Sur le deuxième moyen ci-après annexé

3. En application de l’article 1014, alinéa 2, du code de procédure civile, il n’y a pas lieu de statuer par une décision spécialement motivée sur ce moyen qui n’est manifestement pas de nature à entraîner la cassation.

Mais sur le premier moyen

Enoncé du moyen

4. La salariée fait grief à l’arrêt de déclarer prescrite sa demande au titre de la résiliation judiciaire de son contrat de travail, alors «  que pour se prononcer sur le bien-fondé d’une demande de résiliation judiciaire, les juges du fond doivent examiner l’ensemble des éléments invoqués par le salarié au soutien de sa demande ; que Mme [N] avait fait valoir que sa demande de résiliation judiciaire était fondée sur plusieurs éléments, parmi lesquels, l’absence de convocation à une visite médicale de reprise à la suite de sa mise en invalidité de catégorie 2 le 27 juillet 2015 et la suppression consécutive de tous ses accès mails, et également, la circonstance qu’à la suite de l’avis d’inaptitude du 5 septembre 2017, la société BT France ne l’avait ni reclassée, ni licenciée ; qu’en disant que la demande de résiliation judiciaire était tardive, sans examiner l’ensemble des griefs énoncés par Mme [N], la cour d’appel a privé sa décision de base légale au regard de l’article L. 1231-1 du code du travail. »

Réponse de la Cour

Recevabilité du moyen

5. La société conteste la recevabilité du moyen, au motif qu’il serait incompatible avec l’argumentation développée par la salariée devant la cour d’appel, et nouveau.
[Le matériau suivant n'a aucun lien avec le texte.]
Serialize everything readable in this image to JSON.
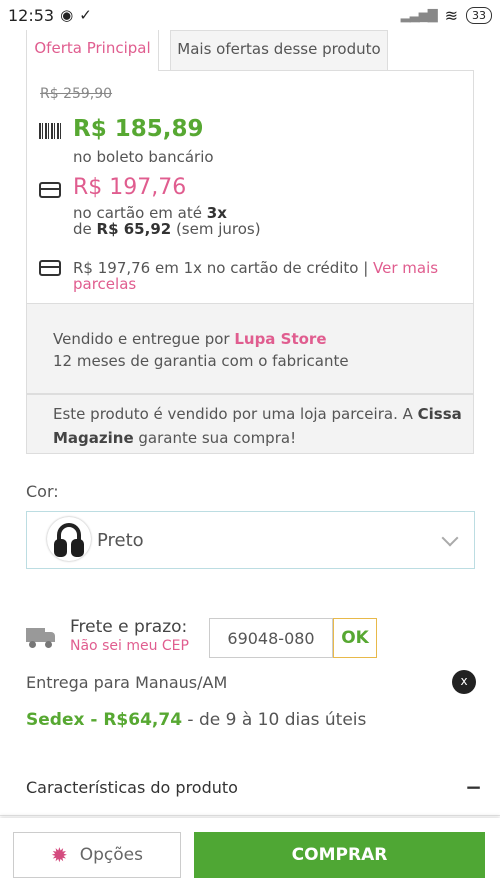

6.Cependant, la salariée a soutenu devant les juges du fond que sa demande de résiliation judiciaire n’était pas prescrite, et a invoqué divers éléments au soutien de celle-ci.

7. Le moyen, qui n’est pas nouveau, est recevable.

Bien-fondé du moyen

Vu l’article L. 1231-1 du code du travail :

8. Selon ce texte, le contrat de travail à durée indéterminée peut être rompu à l’initiative de l’employeur ou du salarié, ou d’un commun accord.

9. Le juge, saisi d’une demande de résiliation judiciaire du contrat de travail, doit examiner l’ensemble des griefs invoqués au soutien de celle-ci, quelle que soit leur ancienneté.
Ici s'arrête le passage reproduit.